What can be said about the scale of crude oil theft in the country? It beggars belief. News of the discovery of a four-kilometre illegal pipeline in Forcados, Delta State, said to have been used to steal humongous quantities of oil for nine years undetected, sounded like fiction.
According to the Federal Government, Nigeria loses about 100,000 barrels of oil per day to thieves, and an estimated three million barrels every month. This is going by current statistics, the authorities said.
It is also estimated that more than $3.3bn (£2.9bn) has been lost to crude oil theft since last year. Crude oil is Nigeria’s main export, and the country is bleeding terribly from the effect of this scandalous stealing.
An unbelievable number of oil-theft points have been discovered since August when the government controversially awarded a pipeline surveillance contract worth N48bn per annum to a company linked to Government Ekpemupolo, popularly called Tompolo, to check the massive oil theft in the Niger Delta.
The former leader of the militant group, Movement for the Emancipation of Niger Delta, was reported saying: “I think we have found over 58 points that have been tapped in both Delta and Bayelsa states.” It’s unimaginable how many more oil-theft points will be discovered as the operation continues.
No arrests have been made. This is not just intriguing; it is also alarming. The identities of the thieves who built these theft points and ran them have not been revealed. Are they unknown? Are they unknowable?
“Since it is a breach against the law, whether on pipelines or not, the law will certainly take its course. But it is not NNPC that will handle that aspect,” the Group General Manager, Group Public Affairs Division, Nigerian National Petroleum Company (NNPC) Limited, Garba-Deen Muhammad, was reported saying.
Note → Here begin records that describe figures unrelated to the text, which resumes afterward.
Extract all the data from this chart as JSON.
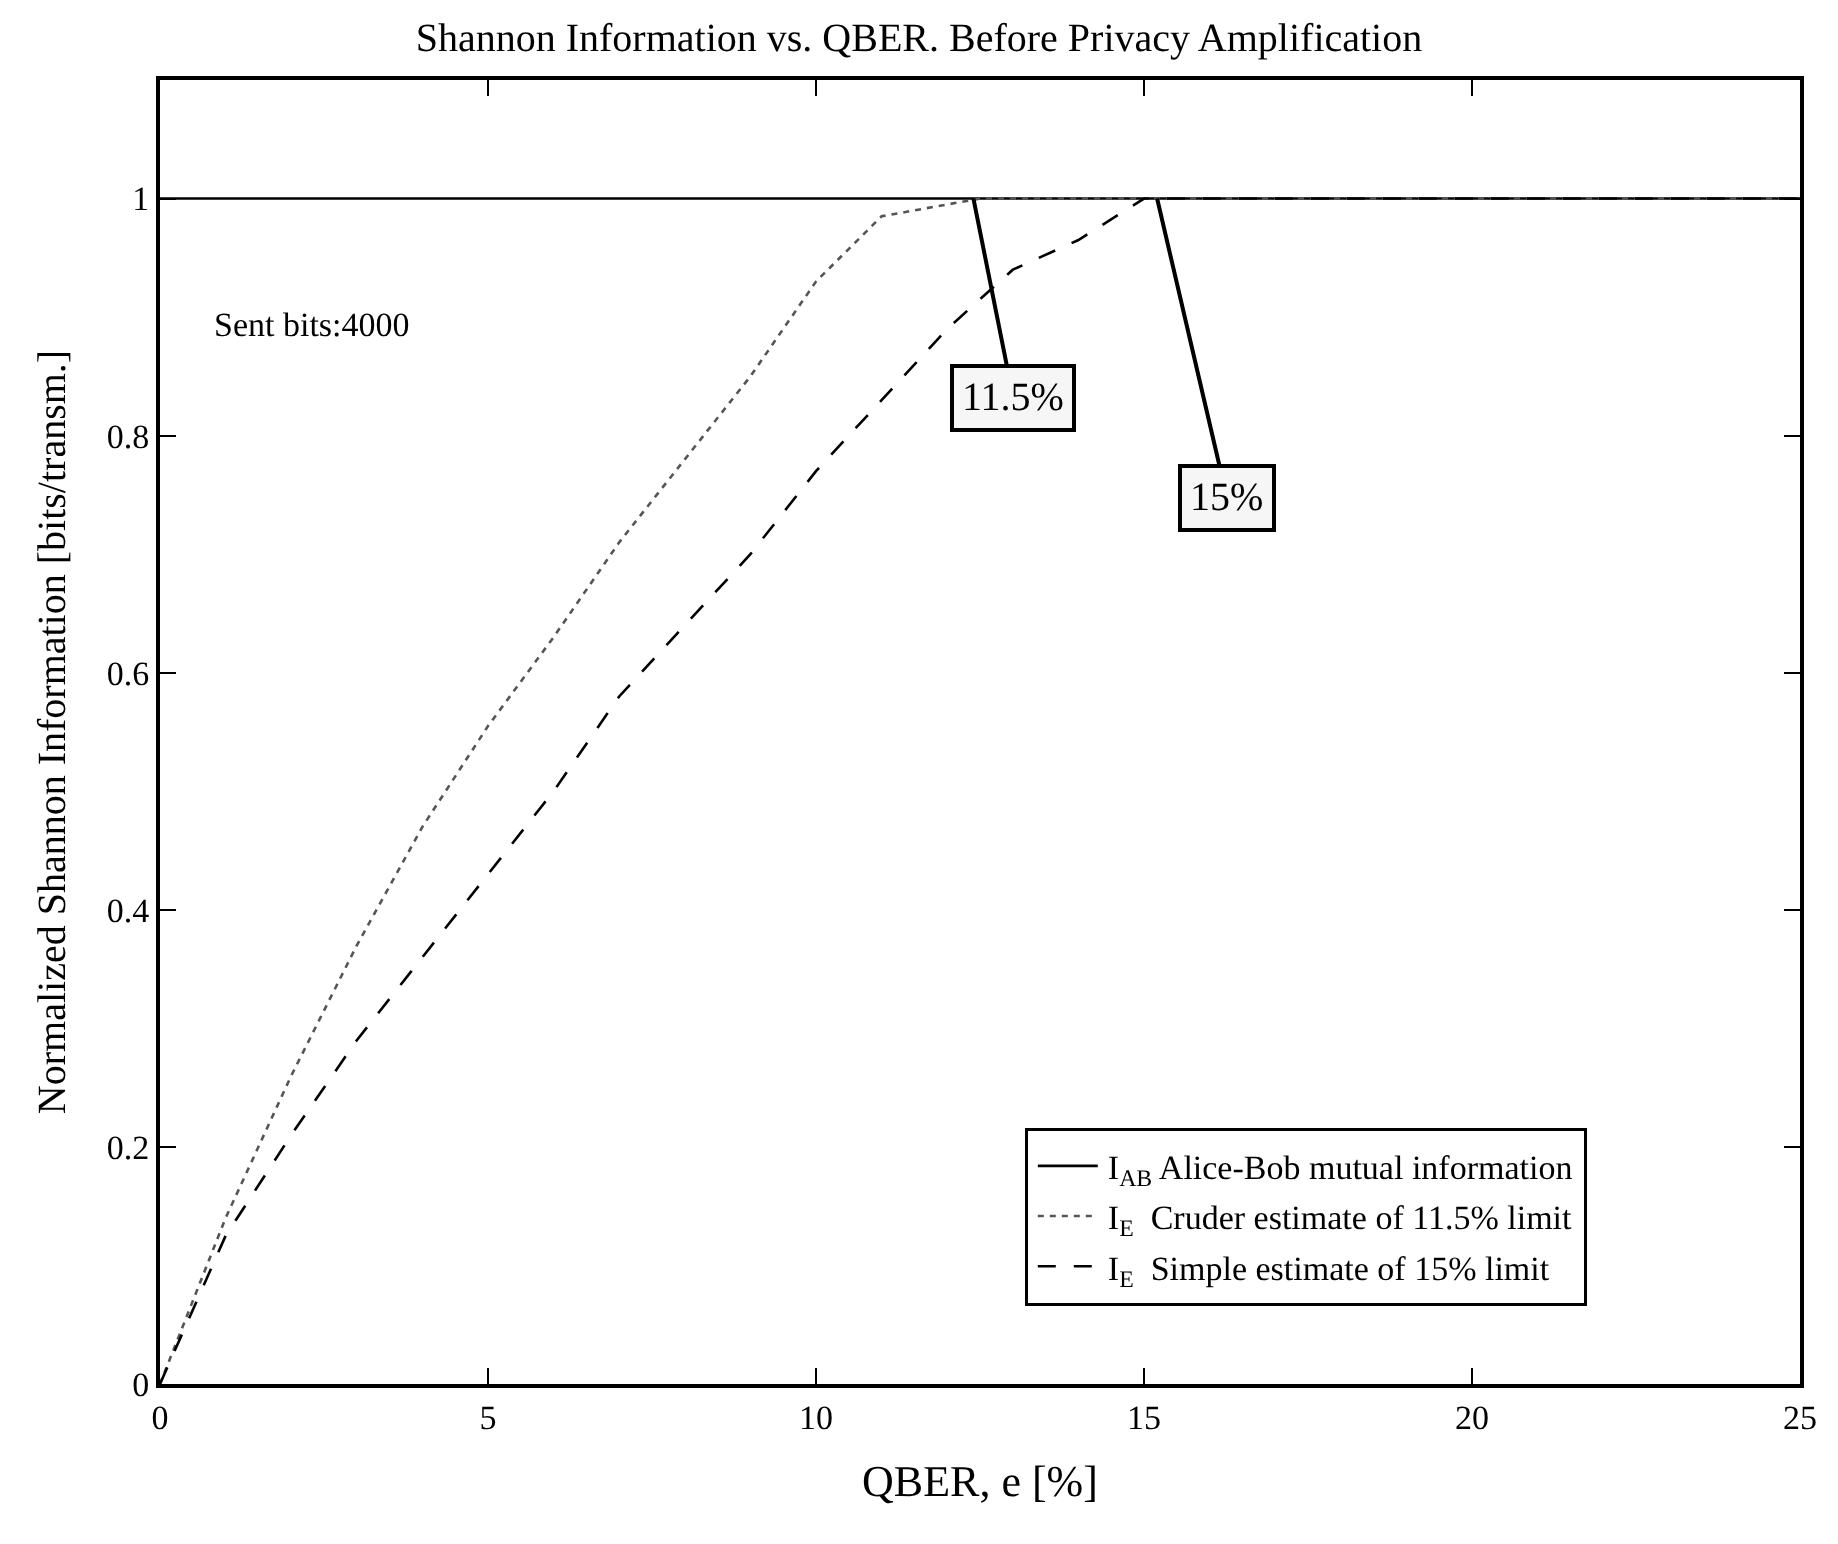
{
  "chart_data": {
    "type": "line",
    "title": "Shannon Information vs. QBER. Before Privacy Amplification",
    "xlabel": "QBER, e [%]",
    "ylabel": "Normalized Shannon Information [bits/transm.]",
    "xlim": [
      0,
      25
    ],
    "ylim": [
      0,
      1.1
    ],
    "xticks": [
      0,
      5,
      10,
      15,
      20,
      25
    ],
    "yticks": [
      0,
      0.2,
      0.4,
      0.6,
      0.8,
      1
    ],
    "legend": "bottom right",
    "marker": "none",
    "series": [
      {
        "name": "I$_{AB}$ Alice-Bob mutual information",
        "color": "#000000",
        "line_style": "solid",
        "x": [
          0,
          25
        ],
        "values": [
          1,
          1
        ]
      },
      {
        "name": "I$_{E}$  Cruder estimate of 11.5% limit",
        "color": "#555555",
        "line_style": "dotted",
        "x": [
          0,
          1,
          2,
          3,
          4,
          5,
          6,
          7,
          8,
          9,
          10,
          11,
          12,
          12.5,
          15,
          20,
          25
        ],
        "values": [
          0,
          0.14,
          0.26,
          0.37,
          0.47,
          0.555,
          0.63,
          0.71,
          0.78,
          0.85,
          0.93,
          0.985,
          0.995,
          1,
          1,
          1,
          1
        ]
      },
      {
        "name": "I$_{E}$  Simple estimate of 15% limit",
        "color": "#000000",
        "line_style": "dashed",
        "x": [
          0,
          1,
          2,
          3,
          4,
          5,
          6,
          7,
          8,
          9,
          10,
          11,
          12,
          13,
          14,
          15,
          20,
          25
        ],
        "values": [
          0,
          0.125,
          0.21,
          0.29,
          0.36,
          0.43,
          0.5,
          0.58,
          0.64,
          0.7,
          0.77,
          0.83,
          0.89,
          0.94,
          0.965,
          1,
          1,
          1
        ]
      }
    ],
    "annotations": [
      "Sent bits:4000",
      {
        "text": "11.5%",
        "x": 12.4,
        "y": 1
      },
      {
        "text": "15%",
        "x": 15.2,
        "y": 1
      }
    ]
  }
}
He added: “The GCEO (Group Chief Executive Officer) said it on site when he visited the areas. He said when these people are found the law will take its course.”
Does this mean none of the criminals has been caught? If that is so, why is it so? Tompolo has said his firm is “only providing intelligence for the security people to assist to do the work.” The discovery of oil-theft spots should lead to the arrest of the thieves.
The authorities should not give the impression that the oil thieves are ghosts and the illegal facilities for oil theft were built by spirits. That can’t be true.